Антон оставался у шляпника Лобенштайна еще несколько дней и в присутствии отца с удвоенным рвением выполнял свои обязанности, находя удовлетворение в том, чтобы напоследок приложить к работе все свои силы. Мысленно он прощался с мастерской, сушильней, с дровяным чердаком, с Брюдернкирхе, и заветным его желанием было по приезде в Ганновер рассказать матери о пасторе Паульмане.
Чем меньше дней оставалось до расставания, тем легче становилось у него на сердце. Скоро он сбросит с себя томительный гнет и перед ним снова откроется широкий мир.
Прощание с Августом было сердечным, с Лобенштайном – холодным как лед. Хмурым воскресным днем Антон вместе с отцом покинул дом шляпника – в последний раз бросил взгляд на черную дверь, обитую большими гвоздями, и удовлетворенный вышел за ворота, за которыми еще совсем недавно совершил столь увлекательную прогулку. Высокий городской вал и башня св. Андрея вскоре пропали из виду, в сумеречной дали виднелась лишь заснеженная вершина Брокена, терявшаяся в низких густых облаках.
Отец держался с ним холодно и замкнуто, поскольку смотрел на него глазами шляпника Лобенштайна и господина Фляйшбайна как на человека, в чьем сердце возвел свое святилище дьявол; по пути они разговаривали мало, шли молча, и Антон почти не заметил, как пролетело время – всю дорогу он приятно собеседовал с собственными мыслями – ему не терпелось увидеть мать и братьев и рассказать им о превратностях своей судьбы.
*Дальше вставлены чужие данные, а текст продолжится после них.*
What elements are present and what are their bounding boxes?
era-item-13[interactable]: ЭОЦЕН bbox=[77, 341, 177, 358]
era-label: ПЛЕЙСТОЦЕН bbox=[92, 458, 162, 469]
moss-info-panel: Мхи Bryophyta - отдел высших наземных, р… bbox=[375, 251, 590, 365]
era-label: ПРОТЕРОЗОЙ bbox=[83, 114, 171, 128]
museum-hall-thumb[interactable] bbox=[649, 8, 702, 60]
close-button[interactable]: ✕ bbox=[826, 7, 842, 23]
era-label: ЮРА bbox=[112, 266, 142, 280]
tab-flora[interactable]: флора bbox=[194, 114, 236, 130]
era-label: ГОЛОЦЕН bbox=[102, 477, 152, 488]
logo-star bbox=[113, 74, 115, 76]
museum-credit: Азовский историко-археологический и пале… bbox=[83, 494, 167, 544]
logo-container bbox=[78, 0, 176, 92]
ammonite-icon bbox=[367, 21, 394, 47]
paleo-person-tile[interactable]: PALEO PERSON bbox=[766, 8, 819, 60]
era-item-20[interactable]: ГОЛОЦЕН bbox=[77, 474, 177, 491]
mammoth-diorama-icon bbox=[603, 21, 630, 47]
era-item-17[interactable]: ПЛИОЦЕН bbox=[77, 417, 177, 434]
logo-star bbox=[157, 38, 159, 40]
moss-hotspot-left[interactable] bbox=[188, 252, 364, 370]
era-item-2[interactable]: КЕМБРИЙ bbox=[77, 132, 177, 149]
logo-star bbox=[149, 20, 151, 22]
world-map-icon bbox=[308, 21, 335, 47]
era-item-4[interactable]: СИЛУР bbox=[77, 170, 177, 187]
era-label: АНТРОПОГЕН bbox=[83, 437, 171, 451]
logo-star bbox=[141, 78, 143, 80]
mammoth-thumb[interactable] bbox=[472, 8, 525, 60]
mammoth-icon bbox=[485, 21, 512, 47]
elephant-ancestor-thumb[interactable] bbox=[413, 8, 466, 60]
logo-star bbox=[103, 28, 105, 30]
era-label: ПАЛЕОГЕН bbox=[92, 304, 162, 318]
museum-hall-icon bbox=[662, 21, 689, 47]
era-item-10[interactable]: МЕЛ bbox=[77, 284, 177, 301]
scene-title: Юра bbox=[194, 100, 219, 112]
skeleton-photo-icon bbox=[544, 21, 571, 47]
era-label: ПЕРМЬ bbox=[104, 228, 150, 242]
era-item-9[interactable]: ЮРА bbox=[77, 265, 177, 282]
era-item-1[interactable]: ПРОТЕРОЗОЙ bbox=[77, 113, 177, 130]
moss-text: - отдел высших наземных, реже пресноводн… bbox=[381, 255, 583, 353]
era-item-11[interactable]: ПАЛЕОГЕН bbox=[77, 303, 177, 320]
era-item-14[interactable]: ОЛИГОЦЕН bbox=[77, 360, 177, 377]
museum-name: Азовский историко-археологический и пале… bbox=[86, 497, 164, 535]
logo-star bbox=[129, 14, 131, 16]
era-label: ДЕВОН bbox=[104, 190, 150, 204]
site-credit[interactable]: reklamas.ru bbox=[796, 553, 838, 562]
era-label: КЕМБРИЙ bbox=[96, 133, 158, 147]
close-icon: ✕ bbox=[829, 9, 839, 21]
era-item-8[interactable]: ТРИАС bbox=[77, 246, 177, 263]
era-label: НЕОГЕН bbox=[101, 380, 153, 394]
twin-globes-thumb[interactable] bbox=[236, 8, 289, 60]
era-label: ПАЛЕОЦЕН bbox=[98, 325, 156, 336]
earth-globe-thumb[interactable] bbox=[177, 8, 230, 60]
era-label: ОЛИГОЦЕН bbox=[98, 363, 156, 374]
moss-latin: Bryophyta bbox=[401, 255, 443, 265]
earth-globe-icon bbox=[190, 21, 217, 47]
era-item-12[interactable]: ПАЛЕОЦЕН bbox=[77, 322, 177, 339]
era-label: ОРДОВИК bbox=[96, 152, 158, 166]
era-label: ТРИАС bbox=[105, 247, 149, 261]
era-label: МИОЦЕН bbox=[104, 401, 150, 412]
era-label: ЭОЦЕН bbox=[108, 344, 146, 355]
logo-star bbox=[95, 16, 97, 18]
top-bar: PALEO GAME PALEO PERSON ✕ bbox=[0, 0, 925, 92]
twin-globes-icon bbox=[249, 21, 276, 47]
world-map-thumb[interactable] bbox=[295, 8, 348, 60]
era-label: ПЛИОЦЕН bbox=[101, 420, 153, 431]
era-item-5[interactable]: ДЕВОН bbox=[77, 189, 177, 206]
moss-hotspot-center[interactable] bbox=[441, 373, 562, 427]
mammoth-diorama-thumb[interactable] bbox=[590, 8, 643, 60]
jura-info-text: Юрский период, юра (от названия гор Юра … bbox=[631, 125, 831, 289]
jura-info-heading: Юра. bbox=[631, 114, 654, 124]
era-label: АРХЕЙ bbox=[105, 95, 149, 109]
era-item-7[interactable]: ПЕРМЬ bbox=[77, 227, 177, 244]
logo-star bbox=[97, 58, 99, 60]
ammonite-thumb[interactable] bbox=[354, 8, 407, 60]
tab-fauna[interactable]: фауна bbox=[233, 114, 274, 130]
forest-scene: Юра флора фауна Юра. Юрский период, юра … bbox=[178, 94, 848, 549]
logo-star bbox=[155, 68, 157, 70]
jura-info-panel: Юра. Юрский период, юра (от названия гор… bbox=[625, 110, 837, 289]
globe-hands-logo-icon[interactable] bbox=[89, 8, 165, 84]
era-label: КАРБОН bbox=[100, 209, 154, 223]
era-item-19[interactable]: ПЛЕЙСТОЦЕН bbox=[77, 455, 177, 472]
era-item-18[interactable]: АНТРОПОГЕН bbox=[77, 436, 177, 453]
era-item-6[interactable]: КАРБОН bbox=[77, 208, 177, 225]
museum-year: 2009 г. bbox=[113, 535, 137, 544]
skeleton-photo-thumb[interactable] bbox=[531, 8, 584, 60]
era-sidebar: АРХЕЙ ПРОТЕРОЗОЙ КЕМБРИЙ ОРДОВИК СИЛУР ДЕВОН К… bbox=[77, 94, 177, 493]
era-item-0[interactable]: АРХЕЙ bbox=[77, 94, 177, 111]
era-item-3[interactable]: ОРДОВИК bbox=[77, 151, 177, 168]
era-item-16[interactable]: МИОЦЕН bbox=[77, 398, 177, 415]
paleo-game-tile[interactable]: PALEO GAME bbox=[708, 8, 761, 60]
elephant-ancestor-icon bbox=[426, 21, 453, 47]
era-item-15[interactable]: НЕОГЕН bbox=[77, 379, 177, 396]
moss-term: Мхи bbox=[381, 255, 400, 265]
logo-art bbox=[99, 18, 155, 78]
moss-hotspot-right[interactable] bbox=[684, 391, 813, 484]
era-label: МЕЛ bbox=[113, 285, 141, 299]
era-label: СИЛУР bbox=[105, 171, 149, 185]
Наконец четыре красивые башни Ганновера воздвиглись над горизонтом – как старинного друга после долгой разлуки, Антон узнал башню в новой части города и ощутил пробуждение своей старой любви к колоколам…
Он снова оказался в стенах Ганновера, и все здесь было ему ново – родители его переселились на другую квартиру, более тесную и темную, в отдаленной части города. Все это представлялось ему столь чуждым, что, поднимаясь по лестнице, он чувствовал, что совсем не принадлежит к этому дому. Но сколь холодным и отталкивающим было поведение отца, столь радостно-возбужденными криками встретили его мать и братья – они осмотрели его потрескавшиеся от мороза руки, и впервые за долгое время он вновь почувствовал, что его жалеют.
Выйдя из дому на следующее утро, он посетил знакомые места, где когда-то играл ребенком. Ему представилось, что за прошедшее время он повзрослел и теперь хочет предаться воспоминаниям о своей юности; он повстречал компанию своих бывших одноклассников и товарищей детства, все они, обрадованные его приездом, жали ему руку.
Когда же он наконец остался наедине с матерью, мог ли он первым делом не рассказать ей о пасторе Паульмане? Она всегда питала безграничное уважение к священству и вполне разделила чувства Антона к пастору. Каким несказанным блаженством были освящены эти часы, когда Антон смог излить свою душу и вдоволь наговориться о человеке, которого любил и почитал более всех остальных на целом свете!
Теперь он послушал и ганноверских проповедников, но – никакого сравнения с Паульманом! Он так и не смог нигде найти второго Паульмана – разве лишь некий Н. отчасти напоминал его, когда во время проповеди приходил в сильное возбуждение.